Sin embargo, puede decirse que en el seno de éste no se ha producido de ningún modo aquello que sucedió en los años treinta y que tan decisivo fue en el trágico destino final de la Segunda República. En realidad no han existido dos líneas ideológicas contradictorias y enfrentadas en el seno del PSOE, aunque sí dos talantes que, si bien resultaron complementarios durante mucho tiempo, acabaron por ser contradictorios. El talante representado por Alfonso Guerra, más que a la tradición socialista se asemeja al desgarro de los republicanos de comienzos de siglo, aunque su práctica resulte en perjuicio más de la izquierda comunista que de la derecha. El propio González y sus ministros económicos tienen muy poco que ver con el marxismo pero tampoco con el liberalismo, aunque hayan introducido algunas reformas importantes que en otras latitudes han sido realizadas por el centro o la derecha. Esos dos talantes convivieron hasta que el deterioro de la situación económica y la crisis provocada por los escándalos de corrupción dio la sensación de hacerlos incompatibles. Parece evidente que ha planeado sobre el socialismo el recuerdo de lo sucedido a UCD y ello ha podido evitar la ruptura.
Todos los partidos españoles han tenido una financiación ilegal, pero el problema del PSOE consiste en hasta qué punto la ha organizado, en el hecho de que ha venido acompañada de clientelismo generalizado y que ha coincidido con otros escándalos económicos gravísimos. Como, además, a partir de comienzos de los noventa con la crisis económica, convertida en grave a partir de 1992, al final, de un modo un tanto súbito, ha tenido lugar el declinar de los socialistas ante la opinión. En marzo de 1993 la ventaja del PSOE sobre el PP se había convertido en casi imperceptible lo que, sumado a la creciente discordia interna de los socialistas, explica la disolución del Parlamento.
Durante toda la campaña el PP pareció ir por delante de su principal contrincante pero los resultados del escrutinio resultaron una sorpresa porque venció el PSOE con una mayoría corta pero suficiente como para ejercer el poder con la colaboración parlamentaria de otras fuerzas: a los 159 escaños socialistas les correspondieron 141 del Partido Popular. Como Suárez en 1979, González venció en 1993 en el último instante, haciendo una patética invocación al electorado y con la promesa de una rectificación que parecía posible por la introducción en las listas socialistas de algunos candidatos prestigiosos. Pero los acontecimientos posteriores demostraron que la acumulación de errores y escándalos de la época anterior obligaba a un relevo político.
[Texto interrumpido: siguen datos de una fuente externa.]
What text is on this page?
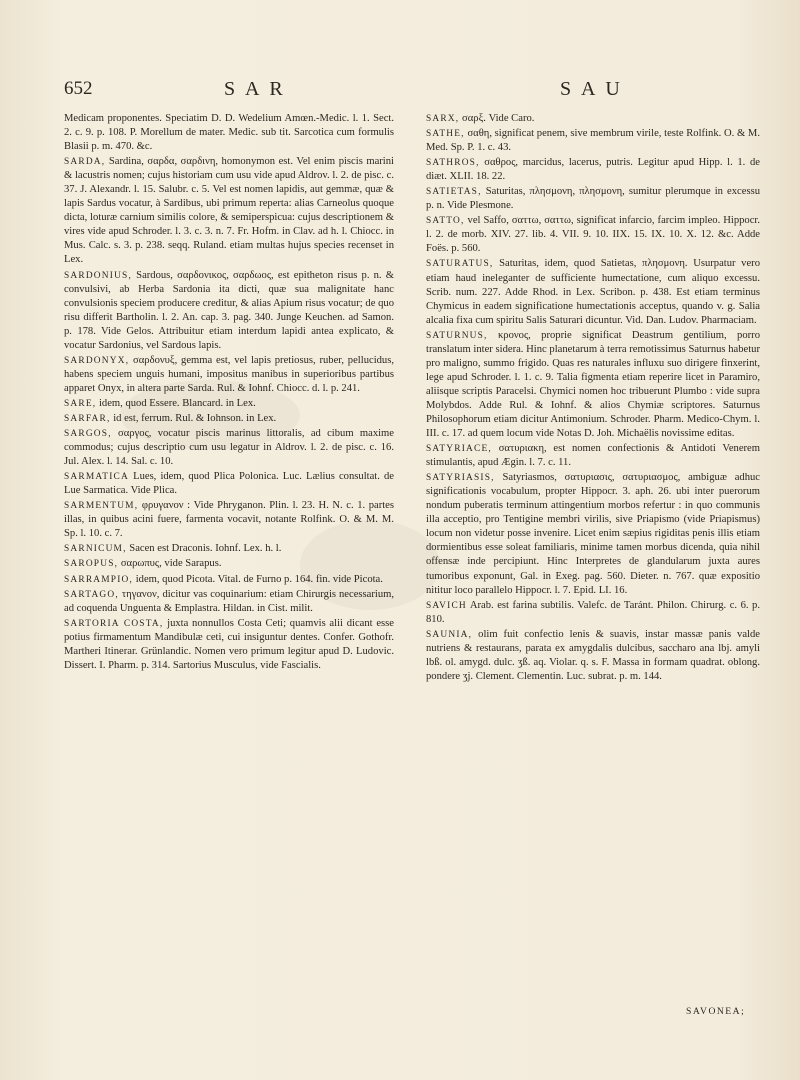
652	S A R	S A U

Medicam proponentes. Speciatim D. D. Wedelium Amœn.-Medic. l. 1. Sect. 2. c. 9. p. 108. P. Morellum de mater. Medic. sub tit. Sarcotica cum formulis Blasii p. m. 470. &c.

SARDA, Sardina, σαρδα, σαρδινη, homonymon est. Vel enim piscis marini & lacustris nomen; cujus historiam cum usu vide apud Aldrov. l. 2. de pisc. c. 37. J. Alexandr. l. 15. Salubr. c. 5. Vel est nomen lapidis, aut gemmæ, quæ & lapis Sardus vocatur, à Sardibus, ubi primum reperta: alias Carneolus quoque dicta, loturæ carnium similis colore, & semiperspicua: cujus descriptionem & vires vide apud Schroder. l. 3. c. 3. n. 7. Fr. Hofm. in Clav. ad h. l. Chiocc. in Mus. Calc. s. 3. p. 238. seqq. Ruland. etiam multas hujus species recenset in Lex.

SARDONIUS, Sardous, σαρδονικος, σαρδωος, est epitheton risus p. n. & convulsivi, ab Herba Sardonia ita dicti, quæ sua malignitate hanc convulsionis speciem producere creditur, & alias Apium risus vocatur; de quo risu differit Bartholin. l. 2. An. cap. 3. pag. 340. Junge Keuchen. ad Samon. p. 178. Vide Gelos. Attribuitur etiam interdum lapidi antea explicato, & vocatur Sardonius, vel Sardous lapis.

SARDONYX, σαρδονυξ, gemma est, vel lapis pretiosus, ruber, pellucidus, habens speciem unguis humani, impositus manibus in superioribus partibus apparet Onyx, in altera parte Sarda. Rul. & Iohnf. Chiocc. d. l. p. 241.

SARE, idem, quod Essere. Blancard. in Lex.

SARFAR, id est, ferrum. Rul. & Iohnson. in Lex.

SARGOS, σαργος, vocatur piscis marinus littoralis, ad cibum maxime commodus; cujus descriptio cum usu legatur in Aldrov. l. 2. de pisc. c. 16. Jul. Alex. l. 14. Sal. c. 10.

SARMATICA Lues, idem, quod Plica Polonica. Luc. Lælius consultat. de Lue Sarmatica. Vide Plica.

SARMENTUM, φρυγανον : Vide Phryganon. Plin. l. 23. H. N. c. 1. partes illas, in quibus acini fuere, farmenta vocavit, notante Rolfink. O. & M. M. Sp. l. 10. c. 7.

SARNICUM, Sacen est Draconis. Iohnf. Lex. h. l.

SAROPUS, σαρωπυς, vide Sarapus.

SARRAMPIO, idem, quod Picota. Vital. de Furno p. 164. fin. vide Picota.

SARTAGO, τηγανον, dicitur vas coquinarium: etiam Chirurgis necessarium, ad coquenda Unguenta & Emplastra. Hildan. in Cist. milit.

SARTORIA COSTA, juxta nonnullos Costa Ceti; quamvis alii dicant esse potius firmamentum Mandibulæ ceti, cui insiguntur dentes. Confer. Gothofr. Martheri Itinerar. Grünlandic. Nomen vero primum legitur apud D. Ludovic. Dissert. I. Pharm. p. 314. Sartorius Musculus, vide Fascialis.

SARX, σαρξ. Vide Caro.

SATHE, σαθη, significat penem, sive membrum virile, teste Rolfink. O. & M. Med. Sp. P. 1. c. 43.

SATHROS, σαθρος, marcidus, lacerus, putris. Legitur apud Hipp. l. 1. de diæt. XLII. 18. 22.

SATIETAS, Saturitas, πλησμονη, πλησμονη, sumitur plerumque in excessu p. n. Vide Plesmone.

SATTO, vel Saffo, σαττω, σαττω, significat infarcio, farcim impleo. Hippocr. l. 2. de morb. XIV. 27. lib. 4. VII. 9. 10. IIX. 15. IX. 10. X. 12. &c. Adde Foës. p. 560.

SATURATUS, Saturitas, idem, quod Satietas, πλησμονη. Usurpatur vero etiam haud ineleganter de sufficiente humectatione, cum aliquo excessu. Scrib. num. 227. Adde Rhod. in Lex. Scribon. p. 438. Est etiam terminus Chymicus in eadem significatione humectationis acceptus, quando v. g. Salia alcalia fixa cum spiritu Salis Saturari dicuntur. Vid. Dan. Ludov. Pharmaciam.

SATURNUS, κρονος, proprie significat Deastrum gentilium, porro translatum inter sidera. Hinc planetarum à terra remotissimus Saturnus habetur pro maligno, summo frigido. Quas res naturales influxu suo dirigere finxerint, lege apud Schroder. l. 1. c. 9. Talia figmenta etiam reperire licet in Paramiro, aliisque scriptis Paracelsi. Chymici nomen hoc tribuerunt Plumbo : vide supra Molybdos. Adde Rul. & Iohnf. & alios Chymiæ scriptores. Saturnus Philosophorum etiam dicitur Antimonium. Schroder. Pharm. Medico-Chym. l. III. c. 17. ad quem locum vide Notas D. Joh. Michaëlis novissime editas.

SATYRIACE, σατυριακη, est nomen confectionis & Antidoti Venerem stimulantis, apud Ægin. l. 7. c. 11.

SATYRIASIS, Satyriasmos, σατυριασις, σατυριασμος, ambiguæ adhuc significationis vocabulum, propter Hippocr. 3. aph. 26. ubi inter puerorum nondum puberatis terminum attingentium morbos refertur : in quo communis illa acceptio, pro Tentigine membri virilis, sive Priapismo (vide Priapismus) locum non videtur posse invenire. Licet enim sæpius rigiditas penis illis etiam dormientibus esse soleat familiaris, minime tamen morbus dicenda, quia nihil offensæ inde percipiunt. Hinc Interpretes de glandularum juxta aures tumoribus exponunt, Gal. in Exeg. pag. 560. Dieter. n. 767. quæ expositio nititur loco parallelo Hippocr. l. 7. Epid. LI. 16.

SAVICH Arab. est farina subtilis. Valefc. de Taránt. Philon. Chirurg. c. 6. p. 810.

SAUNIA, olim fuit confectio lenis & suavis, instar massæ panis valde nutriens & restaurans, parata ex amygdalis dulcibus, saccharo ana lbj. amyli lbß. ol. amygd. dulc. ʒß. aq. Violar. q. s. F. Massa in formam quadrat. oblong. pondere ʒj. Clement. Clementin. Luc. subrat. p. m. 144.

SAVONEA;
El período 1993-1996 se caracterizó por una profunda inestabilidad, de tal manera que el apoyo de los catalanistas al Gobierno se fue deteriorando hasta desaparecer. A nadie excepto al partido socialista cabe atribuirle la culpa, pues cada acusación de corrupción parecía la más grave imaginable hasta que lo desmentía la siguiente. Si los primeros casos se referían a pequeño clientelismo político (Juan Guerra), a la financiación partidista (Filesa) o la utilización de la guerra sucia contra ETA, a ellos se sumó la acusación contra el gobernador del Banco de España, el director de la Guardia Civil y el jefe de los servicios secretos. De ello obtuvo ventaja la derecha, en la que desde el momento en que logró el liderazgo Aznar no ha habido disputas internas. La victoria electoral del PP en 1996, aun por muy pocos votos, tuvo un rasgo común con la del PSOE en 1982: todos los observadores la consideraban inevitable.